Ces trois conceptions de l’université sont éclairées par la thèse du philosophe des sciences allemand Jürgen Mittelstraß qui distingue trois « mondes » (Welt) symbolisés par autant de personnalités, sans égard aux époques (Renaut, 1995). 1) Le Kolumbus-Welt (Christophe Colomb) est le moment où l’individu se pense le découvreur du monde, associé au modèle anglais. 2) Dans le Leibniz-Welt (Gottfried Wilhelm Leibniz), l’individu se fait l’interprète du monde et cherche à le rendre compréhensible, selon la conception allemande de l’université. 3) Le Leonardo-Welt (Léonard de Vinci) est le monde où l’individu est l’artisan d’un univers qu’il transforme, selon la conception américaine de l’université.

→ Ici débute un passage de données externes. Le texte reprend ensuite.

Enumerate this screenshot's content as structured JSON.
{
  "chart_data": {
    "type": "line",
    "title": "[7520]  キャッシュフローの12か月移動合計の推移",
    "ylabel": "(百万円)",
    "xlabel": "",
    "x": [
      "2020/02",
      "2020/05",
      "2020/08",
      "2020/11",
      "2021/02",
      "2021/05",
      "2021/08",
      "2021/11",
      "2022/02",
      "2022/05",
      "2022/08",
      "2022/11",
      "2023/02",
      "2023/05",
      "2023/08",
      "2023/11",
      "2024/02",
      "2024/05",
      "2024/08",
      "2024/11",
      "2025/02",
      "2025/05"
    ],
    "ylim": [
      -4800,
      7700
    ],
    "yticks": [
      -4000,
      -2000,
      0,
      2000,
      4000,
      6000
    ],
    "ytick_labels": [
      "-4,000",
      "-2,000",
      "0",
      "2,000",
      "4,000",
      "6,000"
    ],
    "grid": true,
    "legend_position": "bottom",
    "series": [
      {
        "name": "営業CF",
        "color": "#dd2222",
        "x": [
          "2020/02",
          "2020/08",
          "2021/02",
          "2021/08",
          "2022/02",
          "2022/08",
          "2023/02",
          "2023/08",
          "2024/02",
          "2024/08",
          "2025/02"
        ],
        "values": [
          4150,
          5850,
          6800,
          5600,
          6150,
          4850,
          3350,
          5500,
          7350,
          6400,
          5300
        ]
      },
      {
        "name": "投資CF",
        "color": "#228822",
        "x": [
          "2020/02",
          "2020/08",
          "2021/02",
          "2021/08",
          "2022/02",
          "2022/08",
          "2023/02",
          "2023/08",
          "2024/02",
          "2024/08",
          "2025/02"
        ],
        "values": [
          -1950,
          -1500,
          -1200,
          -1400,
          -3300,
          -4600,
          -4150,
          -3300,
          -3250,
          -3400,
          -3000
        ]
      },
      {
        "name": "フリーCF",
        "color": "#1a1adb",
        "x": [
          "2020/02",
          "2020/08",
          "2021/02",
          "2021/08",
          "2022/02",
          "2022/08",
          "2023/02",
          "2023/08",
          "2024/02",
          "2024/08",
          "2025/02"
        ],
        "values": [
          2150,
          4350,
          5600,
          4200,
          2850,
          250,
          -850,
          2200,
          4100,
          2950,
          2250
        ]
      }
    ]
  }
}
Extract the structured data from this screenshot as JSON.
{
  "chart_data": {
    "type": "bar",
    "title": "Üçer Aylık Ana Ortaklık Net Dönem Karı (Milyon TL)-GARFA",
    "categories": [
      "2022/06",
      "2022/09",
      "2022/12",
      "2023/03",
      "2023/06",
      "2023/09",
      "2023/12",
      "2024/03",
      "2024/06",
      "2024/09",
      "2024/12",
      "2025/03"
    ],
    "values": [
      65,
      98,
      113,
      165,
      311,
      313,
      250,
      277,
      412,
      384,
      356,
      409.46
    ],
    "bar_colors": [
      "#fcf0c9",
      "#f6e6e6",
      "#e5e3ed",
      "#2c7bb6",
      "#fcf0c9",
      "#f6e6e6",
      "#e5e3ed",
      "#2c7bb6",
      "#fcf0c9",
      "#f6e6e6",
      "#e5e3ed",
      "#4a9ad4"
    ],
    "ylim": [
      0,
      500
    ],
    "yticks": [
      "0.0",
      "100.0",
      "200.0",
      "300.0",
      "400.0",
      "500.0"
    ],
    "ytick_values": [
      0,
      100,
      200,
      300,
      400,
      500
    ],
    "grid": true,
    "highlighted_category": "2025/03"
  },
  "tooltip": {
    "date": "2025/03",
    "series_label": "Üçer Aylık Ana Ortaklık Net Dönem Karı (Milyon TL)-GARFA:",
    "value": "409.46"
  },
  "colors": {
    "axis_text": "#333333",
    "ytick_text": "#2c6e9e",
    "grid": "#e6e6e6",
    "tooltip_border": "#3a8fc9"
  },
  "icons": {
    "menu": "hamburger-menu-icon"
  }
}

3.2 L’étude des sciences (sciences studies)

Le champ de l’étude des sciences (sciences studies) est balisé par l’étude du lien entre savoir et pouvoir dans le cadre de différentes disciplines. « Nous nous appelons […] sociologues, historiens, économistes, politologues, philosophes, anthropologues. Mais à ces disciplines vénérables, nous ajoutons à chaque fois le génitif : des sciences » (Latour, 1997, p. 10). Que retenir de ces disciplines afin de rendre compréhensibles les politiques publiques de l’université?

En histoire des sciences, deux conceptions s’affrontent (Ascot, 1999). L’internalisme postule que le mouvement des idées est produit par une dynamique interne. La science se développerait dans un univers d’idées et leur contexte serait une variable de moindre importance. L’externalisme repose sur l’idée que les circonstances conditionneraient la production des savoirs. Dans une logique d’analyse des politiques, l’externalisme est sollicité. La problématique de la discontinuité est aussi structurante. Les continuistes croient que les progrès s’accomplissent de manière régulière, par accumulation de connaissances. Les discontinuistes expliquent l’évolution de la science par une série de révolutions. Au chapitre de la discontinuité, le nom à retenir est celui de l’historien et philosophe des sciences étatsunien Thomas Kuhn et son concept de paradigme. Nous nous inspirons des discontinuistes.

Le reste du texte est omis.